Paul Bert Elvstrom Hall of Fame

Paul Bert Elvstrom

2021 inductee

Sailing – Contributor 1928-2016

Paul Elvstrøm was one of the most titled, eclectic and long-lived competitors in the history of sailing. He won gold medals at four consecutive Olympic Games and 13 world titles in different classes, including the Snipe Class in 1959. We are honored to induct him into the 2021 Snipe Class Hall of Fame.

Elvstrøm was born in Hellerup, near Copenhagen, and began sailing in the Oresund as a child. Sailing quickly became his obsession.

In his famous book, “Elvstrøm Speaks on Yacht Racing” he wrote: “The only interest I had was in sailing fast.”

After winning a few local regattas, Paul was selected for the 1948 London Olympics in the singlehanded Firefly. After some initial difficulties in early races, he won his first gold medal: he was 20 years old. He won three more gold medals in the Finn Class (Helsinki 1952, Melbourne 1956 and Rome 1960).

Elvstrøm was probably the first professional sailor who devoted himself full time to the sport. He was well-known as an innovator in training and for meticulous preparation of the boat.

He founded the Elvstrøm company, which became famous for its sails, gear and clothing for dinghies. He also invented the famous Elvstrøm self-bailer, now common on all dinghies and still in production under the Andersen brand.

He also designed and built many racing sailboats. In 1961 he and Peer Bruun built one of the first fiberglass Snipes for Jan Persson (a 2019 Snipe Class Hall of Fame inductee), who sailed with Elvstrøm in the Soling.

Elvstrøm and the Snipe Class

“The Snipe is the largest class of boats in the world,” Elvstrøm wrote in his book, “with excellent regattas sailed everywhere. Therefore I had always wanted to win this world championship which is held every two years.”

Elvstrøm finished fifth with Eric “Strit” Johansen at the 1955 Snipe Worlds in Santander, won by Mario Capio and Lorenzo Podestà. “I really wanted to win in this Class!” he said afterward. That sparked his preparation for the 1959 World Championship, which included winning the Cannes ski-yachting regatta and the thirty-boat Danish selections, with Ib Anderson as crew.

The 1959 Snipe Worlds were in Porto Alegre, Brazil, and some members of the Danish Sports Federation argued that it was not worth sending Paul Elvstrøm and Strit Johansen that far. “I felt that I had to win because everyone expected me to do it and I was terrified of losing even a small race.”

During the World Championship, he was so nervous that he made incomprehensible mistakes. In the third race, he jibed onto port and luffed up the Duque de Arion (Spain), who was on starboard.

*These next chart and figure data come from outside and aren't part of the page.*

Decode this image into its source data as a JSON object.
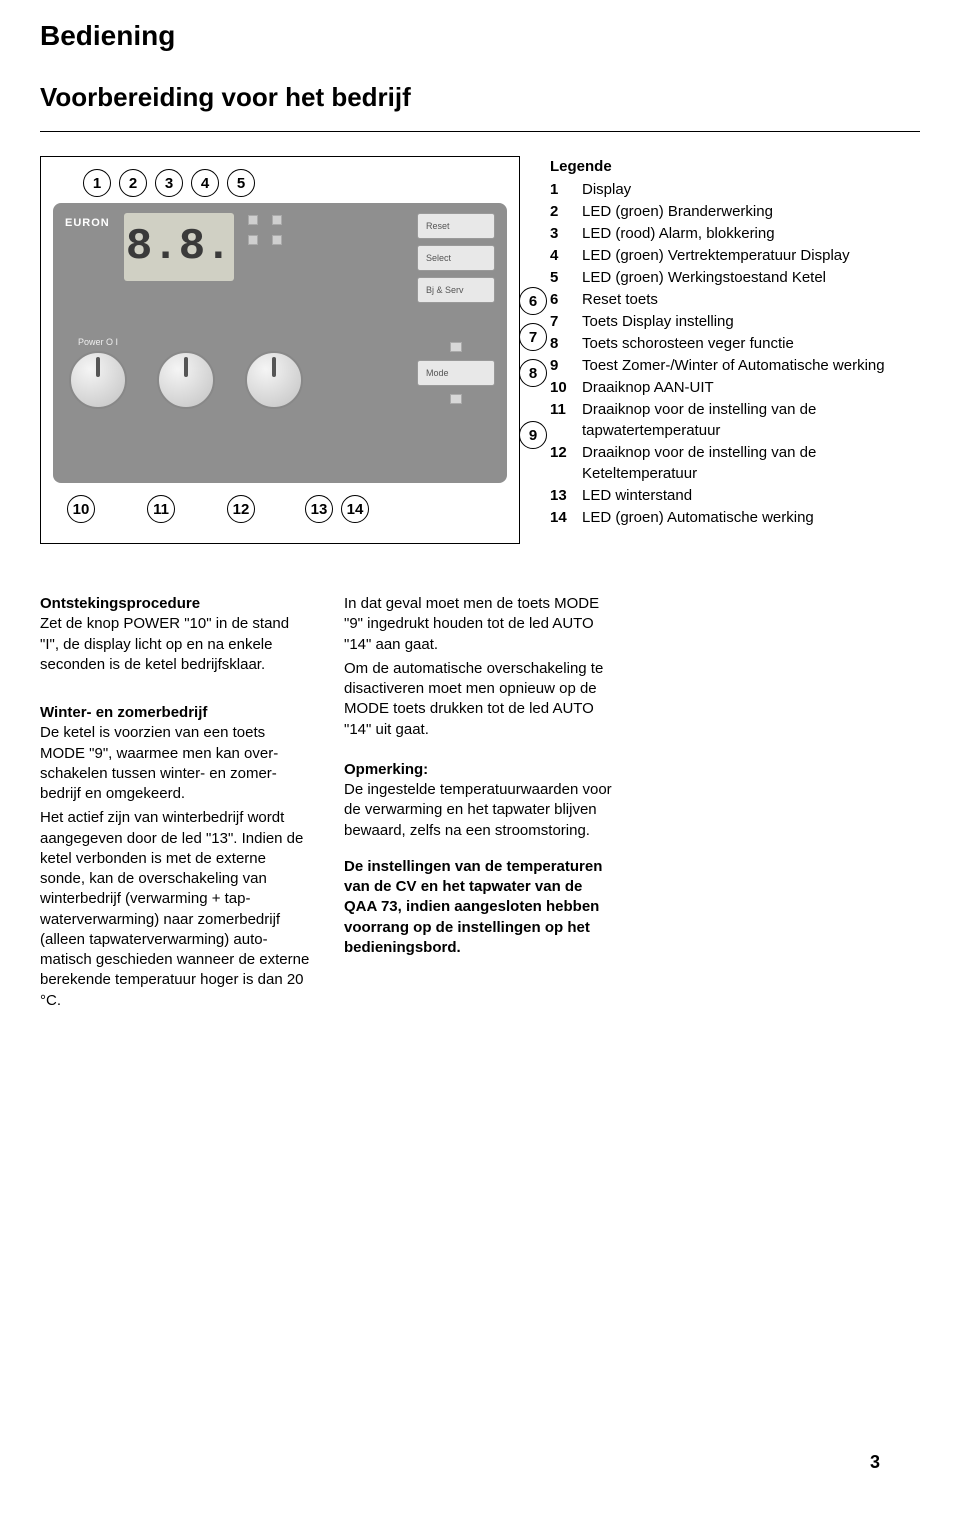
{
  "page": {
    "title": "Bediening",
    "subtitle": "Voorbereiding voor het bedrijf",
    "page_number": "3"
  },
  "diagram": {
    "euron": "EURON",
    "display_value": "8.8.",
    "buttons": {
      "reset": "Reset",
      "select": "Select",
      "bs": "Bj & Serv",
      "mode": "Mode"
    },
    "knobs": {
      "power": "Power  O   I",
      "cv": "",
      "tap": ""
    },
    "top_nums": [
      "1",
      "2",
      "3",
      "4",
      "5"
    ],
    "right_nums": [
      "6",
      "7",
      "8",
      "9"
    ],
    "bottom_nums_a": [
      "10",
      "11",
      "12"
    ],
    "bottom_nums_b": [
      "13",
      "14"
    ]
  },
  "legend": {
    "title": "Legende",
    "items": [
      {
        "n": "1",
        "t": "Display"
      },
      {
        "n": "2",
        "t": "LED (groen) Branderwerking"
      },
      {
        "n": "3",
        "t": "LED (rood) Alarm, blokkering"
      },
      {
        "n": "4",
        "t": "LED (groen) Vertrektemperatuur Display"
      },
      {
        "n": "5",
        "t": "LED (groen) Werkingstoestand Ketel"
      },
      {
        "n": "6",
        "t": "Reset toets"
      },
      {
        "n": "7",
        "t": "Toets Display instelling"
      },
      {
        "n": "8",
        "t": "Toets schorosteen veger functie"
      },
      {
        "n": "9",
        "t": "Toest Zomer-/Winter of Automatische werking"
      },
      {
        "n": "10",
        "t": "Draaiknop AAN-UIT"
      },
      {
        "n": "11",
        "t": "Draaiknop voor de instelling van de tapwatertemperatuur"
      },
      {
        "n": "12",
        "t": "Draaiknop  voor de instelling van de Keteltemperatuur"
      },
      {
        "n": "13",
        "t": "LED winterstand"
      },
      {
        "n": "14",
        "t": "LED (groen) Automatische werking"
      }
    ]
  },
  "body": {
    "col1": {
      "p1_title": "Ontstekingsprocedure",
      "p1_text": "Zet de knop POWER  \"10\" in de stand \"I\", de display licht op en na enkele seconden is de ketel bedrijfsklaar.",
      "p2_title": "Winter- en zomerbedrijf",
      "p2_text": "De ketel is voorzien van een toets MODE \"9\", waarmee men kan over­schakelen tussen winter- en zomer­bedrijf en omgekeerd.",
      "p3_text": "Het actief zijn van winterbedrijf wordt aangegeven door de led \"13\". Indien de ketel verbonden is met de externe sonde, kan de overschakeling van winterbedrijf (verwarming + tap­waterverwarming) naar zomerbedrijf (alleen tapwaterverwarming) auto­matisch geschieden wanneer de externe berekende temperatuur hoger is dan 20 °C."
    },
    "col2": {
      "p1_text": "In dat geval moet men de toets MODE \"9\" ingedrukt houden tot de led AUTO \"14\" aan gaat.",
      "p2_text": "Om de automatische overschakeling te disactiveren moet men opnieuw op de MODE toets drukken tot de led AUTO \"14\" uit gaat.",
      "p3_title": "Opmerking:",
      "p3_text": "De ingestelde temperatuurwaarden voor de verwarming en het tapwater blijven bewaard, zelfs na een stroom­storing.",
      "p4_text": "De instellingen van de tempera­turen van de CV en het tapwater van de QAA 73, indien aangesloten hebben voorrang op de instellingen op het bedieningsbord."
    }
  }
}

Of course he was disqualified: “At the protest hearing I could not say anything else, other than that I was very sorry.”

Elvstrøm used a boat built by Lineburger called “Denmark” (hull #12000). Training before the Worlds, he broke the mast; the replacement was more flexible, and very fast.

Although they could not throw out the disqualification, Elvstrøm and Johansen won the 1959 Worlds with three first places and a second place! Gonzalo Diaz (2019 Snipe Hall of Fame inductee) and his brother Saul finished second.

Elvstrøm also won world championships in the Finn, 505, Flying Dutchman, 5.5Metre, Star, Soling and Half Ton Cup. A complete sailor, he truly deserves his 2021 entry into the Snipe Class Hall of Fame.